One section relevant for all dominant undertakings, though, has gone relatively unnoticed and has not been used so far in India. This must also be brought to the table. According to Section 28 of the law, the Competition Commission of India may—notwithstanding anything contained in any other law in force—direct the division of an enterprise in a dominant position to ensure that such an enterprise does not abuse its dominance. The mechanism for such a division has been elaborated upon in various sub-sections of Section 28(2).
There are several instances around the world where such action has been taken. Major US examples of dominant undertakings being broken up by antitrust authorities include Standard Oil in 1911 and AT&T in 1982; the latter case resulted in the creation of smaller regional telecom operators popularly referred to as ‘Baby Bells.’ Other examples include Korean Air’s acquisition of Asiana Airlines and Lufthansa’s investment in ITA Airways.

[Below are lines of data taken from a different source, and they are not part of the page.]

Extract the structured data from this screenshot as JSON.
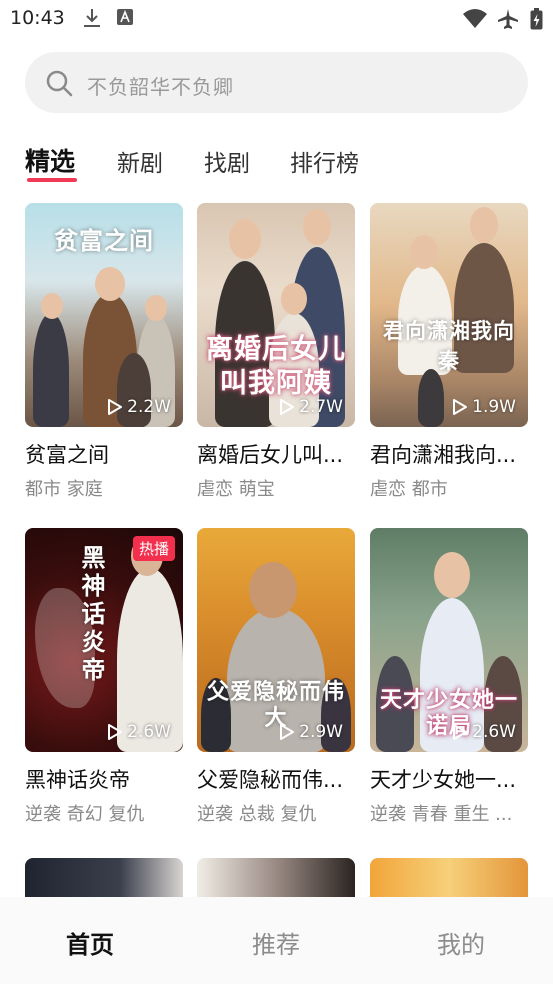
{
  "status_bar": {
    "time": "10:43"
  },
  "search": {
    "placeholder": "不负韶华不负卿"
  },
  "tabs": [
    {
      "label": "精选",
      "active": true
    },
    {
      "label": "新剧"
    },
    {
      "label": "找剧"
    },
    {
      "label": "排行榜"
    }
  ],
  "cards": [
    {
      "poster_title": "贫富之间",
      "views": "2.2W",
      "title": "贫富之间",
      "tags": "都市 家庭"
    },
    {
      "poster_title": "离婚后女儿叫我阿姨",
      "views": "2.7W",
      "title": "离婚后女儿叫...",
      "tags": "虐恋 萌宝"
    },
    {
      "poster_title": "君向潇湘我向秦",
      "views": "1.9W",
      "title": "君向潇湘我向...",
      "tags": "虐恋 都市"
    },
    {
      "poster_title": "黑神话炎帝",
      "views": "2.6W",
      "title": "黑神话炎帝",
      "tags": "逆袭 奇幻 复仇",
      "badge": "热播"
    },
    {
      "poster_title": "父爱隐秘而伟大",
      "views": "2.9W",
      "title": "父爱隐秘而伟...",
      "tags": "逆袭 总裁 复仇"
    },
    {
      "poster_title": "天才少女她一诺局",
      "views": "2.6W",
      "title": "天才少女她一...",
      "tags": "逆袭 青春 重生 ..."
    }
  ],
  "bottom_nav": [
    {
      "label": "首页",
      "active": true
    },
    {
      "label": "推荐"
    },
    {
      "label": "我的"
    }
  ],
  "colors": {
    "accent": "#f23a56",
    "badge": "#f2304e"
  }
}
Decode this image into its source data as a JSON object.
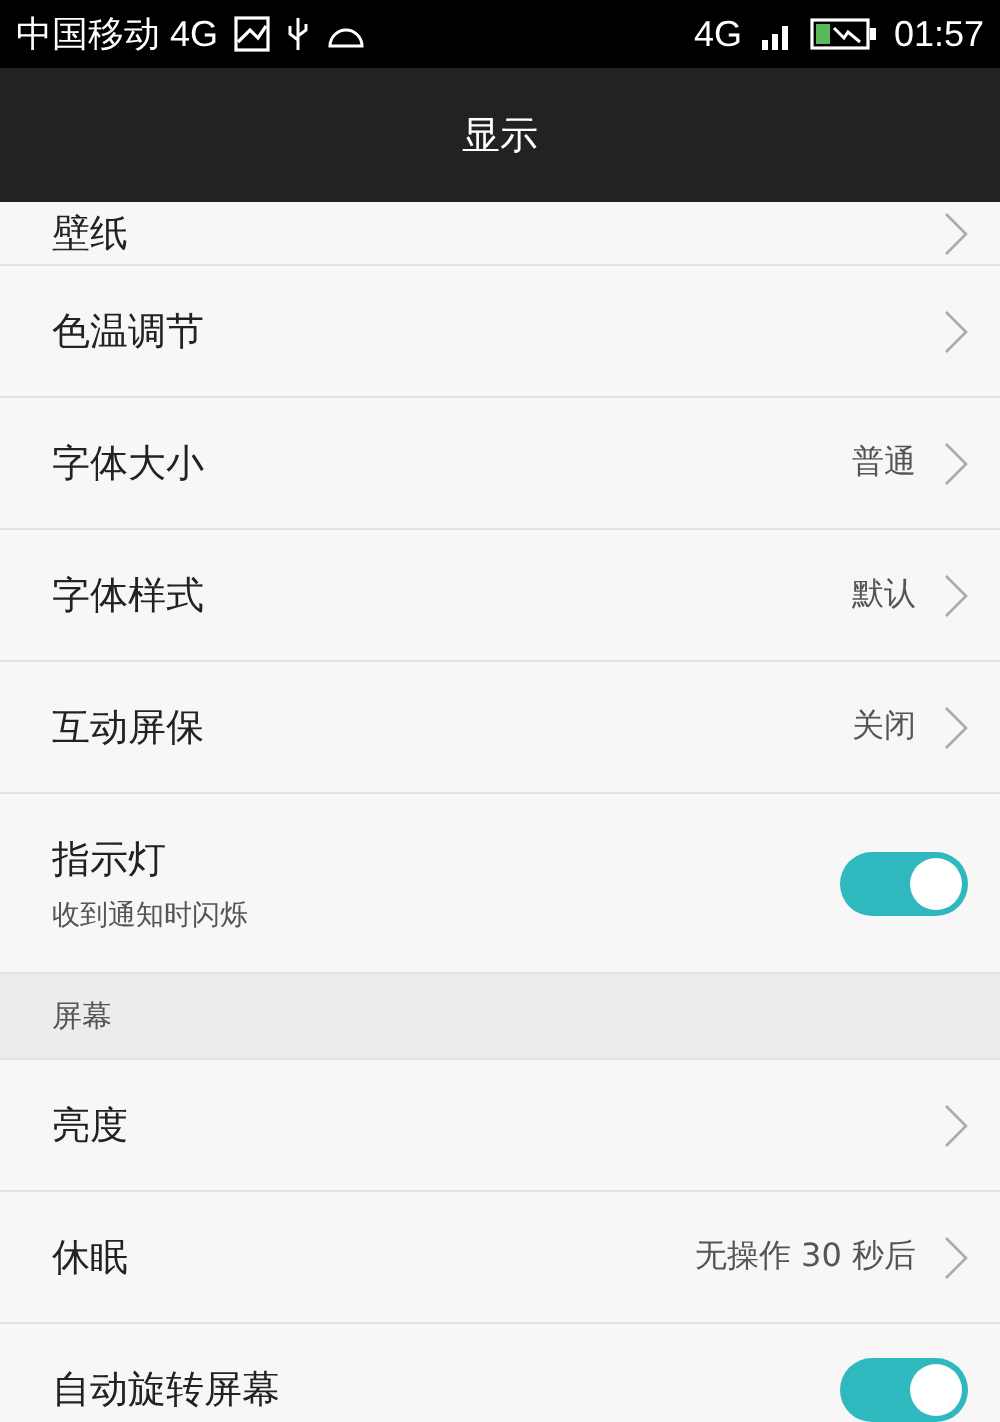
{
  "status_bar": {
    "carrier": "中国移动 4G",
    "network": "4G",
    "time": "01:57"
  },
  "header": {
    "title": "显示"
  },
  "items": [
    {
      "kind": "nav",
      "label": "壁纸"
    },
    {
      "kind": "nav",
      "label": "色温调节"
    },
    {
      "kind": "nav",
      "label": "字体大小",
      "value": "普通"
    },
    {
      "kind": "nav",
      "label": "字体样式",
      "value": "默认"
    },
    {
      "kind": "nav",
      "label": "互动屏保",
      "value": "关闭"
    },
    {
      "kind": "toggle",
      "label": "指示灯",
      "subtitle": "收到通知时闪烁",
      "on": true
    },
    {
      "kind": "section",
      "label": "屏幕"
    },
    {
      "kind": "nav",
      "label": "亮度"
    },
    {
      "kind": "nav",
      "label": "休眠",
      "value": "无操作 30 秒后"
    },
    {
      "kind": "toggle",
      "label": "自动旋转屏幕",
      "on": true
    }
  ]
}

IndiGo’s market share in India, its control of airport slots at key metros, its network reach and disregard of DGCA directives could all be examined to see whether it dominates domestic air passenger services and has been guilty of ‘abuse.’ The possibility of it being split into two or more airlines could also be looked at as a solution.
Ultimately, this meltdown demands a reckoning. Aviation isn’t just another business. It’s the connective tissue of our growth story. This is not a question of punishment, but of a sustainable re-takeoff. Regulators must enforce rules strictly, prioritizing passenger convenience and safety over scale. Watchdogs like the DGCA and CCI must ease the airline’s market grip. Only then can we speak of open skies.
The author is chairman, Competition Advisory Services India, and former chairman, Competition Commission of India.